Organic playing can be of different sorts:

 

- The ostinato. An ostinato means simply that you are keeping a fixed repetitive rhythmic cell with one limb, while the other(s) play more articulately, either improvising or executing a written part.

 

- Playing two or more parts simultaneously (limited only by the number of limbs your species is equIpped with and, in addition, by how many sticks you can hold in each). When done mechanically, and in the presence of short repetitive parts, this doesn’t differ much from the ostinato outlined above, but you can also train yourself to acquire more liberty on one or all parts, and play variations on each as if each was played by a single performer. Longer parts with no repetition are definitely an option here; in such cases the music is generally composed, and read, but in theory there’s no limits to the extent to which you can “split” your brain, and apply this principle to instant composition.

 

- The fully organic. This means that the different playing surfaces are performing totally complementary parts, each incomplete on its own, resulting in a single musical discourse. A classical example is the Indian tablas, where two very different instruments, one on each hand, are played like a single indivisible unit. An instrument like the drum kit offers the possibility of employing every one of these modes of playing: from the linear (using only one or all available surfaces) to various levels of ostinato, to the fully organic.

 

A classic ensemble of the Cuban Batá can be used as a clarifying (albeit simplistic) example: where the Okonkolo plays mostly in a linear mode, the Itotele is - in many cases - applying the principle of the ostinato, while the Iyá is playing fully organic most of the times.

 

The orthodox way of playing congas is mostly linear, with exceptions typically only represented by unisons. Linearity is sometimes broken in the case of one player replicating an ensemble part – this is the result of a two or three-players rhythm (like a batá toque for example, or the abakua rhythms, the makuta or the guaguancó). In such cases the one-man rendition can employ either one or more ostinato parts, or go fully organic, by not getting too hung up about replicating all the parts exactly. In many cases it’s also possible to render such rhythms in a linear way, still preserving the general musical identity of the toque (at the expenses of pedantic accuracy).

 

When you play a set of three, four, five drums, but even just two, what you have at your disposal is an ensemble of instruments, and linear playing is just one of the options. The ostinato, and generally the idea of independence, are the first steps to break away from linearity. But drawing once again from the example of the drum kit, that is just one possibility, and a more full-blown organic way of playing a set of congas can be pursued. A few examples:

- The underlaying pulse of the palm-tip in the tumbao can persist even when it falls simultaneously to other elements of the part

- It can be played on drums different than the central one, and move around them too.

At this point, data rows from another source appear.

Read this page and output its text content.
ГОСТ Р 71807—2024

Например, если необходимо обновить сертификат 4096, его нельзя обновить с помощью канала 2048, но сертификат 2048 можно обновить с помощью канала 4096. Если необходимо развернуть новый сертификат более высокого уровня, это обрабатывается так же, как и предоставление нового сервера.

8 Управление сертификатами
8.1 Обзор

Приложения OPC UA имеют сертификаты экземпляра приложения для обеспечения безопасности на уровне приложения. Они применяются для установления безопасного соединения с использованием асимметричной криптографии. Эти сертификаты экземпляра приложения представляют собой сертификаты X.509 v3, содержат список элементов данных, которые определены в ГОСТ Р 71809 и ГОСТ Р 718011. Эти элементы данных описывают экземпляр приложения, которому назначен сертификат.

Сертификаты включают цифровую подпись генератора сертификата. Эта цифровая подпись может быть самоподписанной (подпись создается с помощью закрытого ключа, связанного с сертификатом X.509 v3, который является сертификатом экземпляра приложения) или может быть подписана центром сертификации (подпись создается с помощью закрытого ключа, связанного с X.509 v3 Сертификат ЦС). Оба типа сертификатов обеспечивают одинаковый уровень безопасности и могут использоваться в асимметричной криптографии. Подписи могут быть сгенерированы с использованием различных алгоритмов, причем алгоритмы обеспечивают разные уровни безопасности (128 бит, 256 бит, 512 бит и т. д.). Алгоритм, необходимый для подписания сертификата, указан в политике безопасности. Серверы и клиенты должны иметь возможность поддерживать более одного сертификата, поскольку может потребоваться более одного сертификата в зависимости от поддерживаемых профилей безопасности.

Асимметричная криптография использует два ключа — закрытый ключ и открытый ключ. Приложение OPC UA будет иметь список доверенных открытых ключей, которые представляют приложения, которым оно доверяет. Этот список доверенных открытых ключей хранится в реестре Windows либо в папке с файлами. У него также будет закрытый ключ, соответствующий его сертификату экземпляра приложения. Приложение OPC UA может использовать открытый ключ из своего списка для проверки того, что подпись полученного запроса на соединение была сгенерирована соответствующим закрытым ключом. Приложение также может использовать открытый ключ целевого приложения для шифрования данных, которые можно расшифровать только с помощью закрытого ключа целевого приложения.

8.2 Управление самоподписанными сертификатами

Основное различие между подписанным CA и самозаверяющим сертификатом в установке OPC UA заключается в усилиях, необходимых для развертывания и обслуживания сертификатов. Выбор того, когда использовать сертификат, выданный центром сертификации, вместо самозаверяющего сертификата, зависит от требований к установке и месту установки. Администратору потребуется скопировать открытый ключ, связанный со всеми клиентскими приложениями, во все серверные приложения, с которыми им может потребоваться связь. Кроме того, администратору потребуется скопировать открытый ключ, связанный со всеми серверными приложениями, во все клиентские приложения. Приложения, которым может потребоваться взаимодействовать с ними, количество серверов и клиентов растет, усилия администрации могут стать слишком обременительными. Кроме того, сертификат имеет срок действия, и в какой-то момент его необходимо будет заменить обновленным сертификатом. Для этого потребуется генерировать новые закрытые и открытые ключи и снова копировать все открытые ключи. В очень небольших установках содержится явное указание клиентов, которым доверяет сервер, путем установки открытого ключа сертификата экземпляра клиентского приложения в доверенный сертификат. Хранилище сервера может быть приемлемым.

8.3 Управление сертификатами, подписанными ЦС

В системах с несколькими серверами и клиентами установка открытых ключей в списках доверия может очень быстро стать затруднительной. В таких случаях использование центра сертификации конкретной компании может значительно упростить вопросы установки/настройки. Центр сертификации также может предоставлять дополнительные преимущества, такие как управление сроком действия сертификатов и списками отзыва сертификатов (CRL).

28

- Any palm-tip sequence can also be played on more than one drum simultaneously (one hand per drum).

On this note, because the palm-tip motion is so predominant in this method, and because it often expands to all drums and not only on the traditionally allocated central one, I warmly suggest to practice all these studies with the congas raised from the floor.

All the studies centred on the palm-tip ostinato, and specifically the symmetric studies for three congas, can be also executed on the two lateral drums only, where each hand stays on one drum and the ostinato simply moves from one to the other, instead of alternating on the central drum.

Another way is that of keeping the “melodic” part, the variable counterpoint to the ostinato, on the central drum, and alternating instead the ostinato around the lateral drums.

Again, all this is especially effective if all the drums are raised from the floor - which is a setup I advise to use throughout these studies. The melody of the palm-induced bass tones becomes thus a new tonal layer and an additional idiomatic resource, and can stimulate new ideas on the instrument’s musical possibilities.